11 U.S.C. section 1129 (b)(2)(A) provides three alternatives for cram down against a secured creditor:
- Subsection (i) allows the reorganized debtor to keep the property and modify the repayment of obligations beyond the contractual maturity date with the lien remaining against the property until the debt is repaid or the secured creditor receives at least the value of its claim.
- In subsection (ii), the debtor sells the property free and clear of the secured creditor’s lien, but the secured creditor’s lien attaches to the proceeds of sale and remains until the obligation is repaid or the creditor receives at least the value of its claim.
- Subsection (iii) allows the debtor to exchange the lien for its “indubitable equivalent.” It was this last alternative that River East invoked.
LNV was owed $38.3 million. River East’s building (by River East’s own appraisal) was valued at $13.5 million.

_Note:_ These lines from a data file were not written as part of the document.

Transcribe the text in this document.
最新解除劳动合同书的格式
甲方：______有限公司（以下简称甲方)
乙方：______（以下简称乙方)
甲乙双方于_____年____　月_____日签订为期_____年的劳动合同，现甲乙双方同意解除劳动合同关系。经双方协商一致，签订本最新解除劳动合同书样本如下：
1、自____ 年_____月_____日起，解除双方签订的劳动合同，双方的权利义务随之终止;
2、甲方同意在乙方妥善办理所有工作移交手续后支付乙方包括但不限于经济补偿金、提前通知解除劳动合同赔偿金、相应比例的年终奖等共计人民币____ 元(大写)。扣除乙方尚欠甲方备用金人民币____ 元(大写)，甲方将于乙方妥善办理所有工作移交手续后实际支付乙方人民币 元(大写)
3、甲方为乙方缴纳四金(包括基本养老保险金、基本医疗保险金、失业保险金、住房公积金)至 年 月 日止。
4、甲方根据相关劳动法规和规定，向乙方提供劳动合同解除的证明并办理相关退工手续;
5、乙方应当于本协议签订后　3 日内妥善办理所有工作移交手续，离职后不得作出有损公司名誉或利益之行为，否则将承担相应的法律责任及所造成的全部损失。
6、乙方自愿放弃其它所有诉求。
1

LNV, therefore, was undersecured and held a secured claim for the value of the collateral ($13.5 million) and an unsecured claim for the balance ($24.8million).
In determining whether the substituted collateral was the indubitable equivalent of LNV’s lien, the court noted that indubitable equivalent collateral would be substitute collateral that “was no more volatile than a creditor’s current collateral even in the case of an undersecured debt.” Here, because of the different risk profiles of the two forms of collateral, they are not equivalent, and there is no reason why the choice between them should be left to the debtor to decide.
Acknowledging that LNV was undersecured, the court had trouble imagining what purpose could be served by substituting collateral other than to reduce the likelihood that LNV would ever be repaid in full. In affirming the bankruptcy court’s denial of plan confirmation, the 7th Circuit found that the lien on the 30-year Treasury bonds proposed by River East would not be equivalent to LNV’s retaining its lien on the property and the plan didn’t meet the requirements for cram down.